Dear Roommate,
Kindly respect that I do not acknowledge Christmas before Thanksgiving.
Dear strangers,
Please don't touch my kid. I know she's cute, but it's flu season and she's allergic to the shot.
Dear body,
When I'm sick, I can only do one thing at a time. I can either have a blocked nose, or breathe, not both. I can either sleep, or writhe in pain, not both. Get it?
Dear people of Ferguson,
Please know your efforts to deflate racial tention in America is starting to become counter productive.
Dear Disney,
With all the stories you have done on evil stepmothers, how the HELL did you leave out mine?
Dear cousin with Down's syndrome...,
Please know that your smile and your laugh make my day, and your hugs are the best thing I've ever experienced. I love you!!!
Dear Kids at my school who "study" psychology in their free time,
Do you even understand what you're doing? You're using what very, very little professional psychological knowledge you have to look into what could very well be the darkest places in someone's mind. You have absolutely no right to access information that should be protected under doctor-patient confidentiality without consent. You have no right to use your potentially false knowledge to try and form an understanding of someone you know nothing about, and if you try to pick my mind apart again, I will do my damnedest to return the hell you're causing me.
Dear majority of people who enjoy a fandom,
Please realize that a majority of you wouldn't win the Hunger Games, nor is every person a Gryffindor. Let's get some facts down. Slytherins are not evil, and Gryffindor isn't the perfect Hogwarts House.

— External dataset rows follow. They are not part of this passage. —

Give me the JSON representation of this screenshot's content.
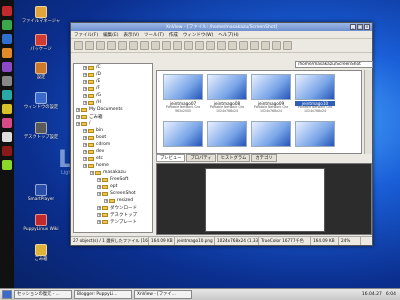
{
  "window": {
    "title": "XnView - [ファイル: /home/masakazu/ScreenShot]",
    "menu": [
      "ファイル(F)",
      "編集(E)",
      "表示(V)",
      "ツール(T)",
      "作成",
      "ウィンドウ(W)",
      "ヘルプ(H)"
    ],
    "path": "/home/masakazu/ScreenShot"
  },
  "tree": [
    {
      "label": "/C",
      "level": 1
    },
    {
      "label": "/D",
      "level": 1
    },
    {
      "label": "/E",
      "level": 1
    },
    {
      "label": "/F",
      "level": 1
    },
    {
      "label": "/G",
      "level": 1
    },
    {
      "label": "/H",
      "level": 1
    },
    {
      "label": "My Documents",
      "level": 0
    },
    {
      "label": "ごみ箱",
      "level": 0
    },
    {
      "label": "/",
      "level": 0
    },
    {
      "label": "bin",
      "level": 1
    },
    {
      "label": "boot",
      "level": 1
    },
    {
      "label": "cdrom",
      "level": 1
    },
    {
      "label": "dev",
      "level": 1
    },
    {
      "label": "etc",
      "level": 1
    },
    {
      "label": "home",
      "level": 1
    },
    {
      "label": "masakazu",
      "level": 2
    },
    {
      "label": "FreeSoft",
      "level": 3
    },
    {
      "label": "opt",
      "level": 3
    },
    {
      "label": "ScreenShot",
      "level": 3
    },
    {
      "label": "resized",
      "level": 4
    },
    {
      "label": "ダウンロード",
      "level": 3
    },
    {
      "label": "デスクトップ",
      "level": 3
    },
    {
      "label": "テンプレート",
      "level": 3
    }
  ],
  "thumbnails": [
    {
      "name": "jeintmago07",
      "sub": "Portable Network Gra",
      "sub2": "963x2000"
    },
    {
      "name": "jeintmago08",
      "sub": "Portable Network Gra",
      "sub2": "1024x768x24"
    },
    {
      "name": "jeintmago09",
      "sub": "Portable Network Gra",
      "sub2": "1024x768x24"
    },
    {
      "name": "jeintmago10",
      "sub": "Portable Network Gra",
      "sub2": "1024x768x24",
      "selected": true
    }
  ],
  "preview_tabs": [
    "プレビュー",
    "プロパティ",
    "ヒストグラム",
    "カテゴリ"
  ],
  "status": [
    "27 object(s) / 1 選択したファイル [164.09 KB]",
    "164.09 KB",
    "jeintmago10.png",
    "1024x768x24 (1.33)",
    "TrueColor 16777千色",
    "164.09 KB",
    "24%"
  ],
  "desktop_icons": [
    {
      "label": "ファイルマネージャ",
      "color": "#e0a53a"
    },
    {
      "label": "パッケージ",
      "color": "#d23b2f"
    },
    {
      "label": "設定",
      "color": "#cc7a2a"
    },
    {
      "label": "ウィンドウの設定",
      "color": "#3a6acb"
    },
    {
      "label": "デスクトップ設定",
      "color": "#5a5a5a"
    },
    {
      "label": "SmartPlayer",
      "color": "#2b4fa8"
    },
    {
      "label": "PuppyLinux Wiki",
      "color": "#c02a2a"
    },
    {
      "label": "ごみ箱",
      "color": "#e0b23a"
    }
  ],
  "brand": {
    "text": "Li",
    "sub": "Light"
  },
  "taskbar": {
    "items": [
      "セッションの復元 - ...",
      "Blogger: PuppyLi...",
      "XnView - [ファイ..."
    ],
    "time": "16.04.27",
    "clock": "6:04"
  }
}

Just because Harry was a Gryffindor doesn't mean everyone is and that all other houses suck. Hufflepuff isn't the worst house; there is no worse house. Just because someone chooses to pick up a Bow because of the Hunger Games doesn't make them a Katniss wanna-be. It should be good that people choose new hobbies that are healthy because they were inspired. Now stop hating on certain aspects of a fandom and go reread the series you clearly misinterpreted.
Dear iPod earphones,
You were sitting on my nightstand not moving. How did you become such a tangled, knotted mess?
Dear male friend's overly possessive girlfriend,
I can tolerate a certain level of clinginess, but refusing to let him talk his friend out of committing suicide because "there's nothing you can do to help now"? Really?
Dear people who say Christmas can't start until after Thanksgiving,
If I want to start celebrating early because it makes me happy, why shouldn't I?
Dear fellow students,
Do you remember that wonderful time when homework was there to intensify our knowledge of what we learned in school, and not just for teachers to take away our time?
Dear Noisy Tampon Wrapers,
Could you try and be a little louder?
Dear "It's all in your head!",
Actually, you're completely right. Depression is a chemical imbalance of my brain, which is in my skull, so it IS inside my head. That just doesn't make it any less real.
Dear Pre Calculus Book,
Please don't have five parts to one question.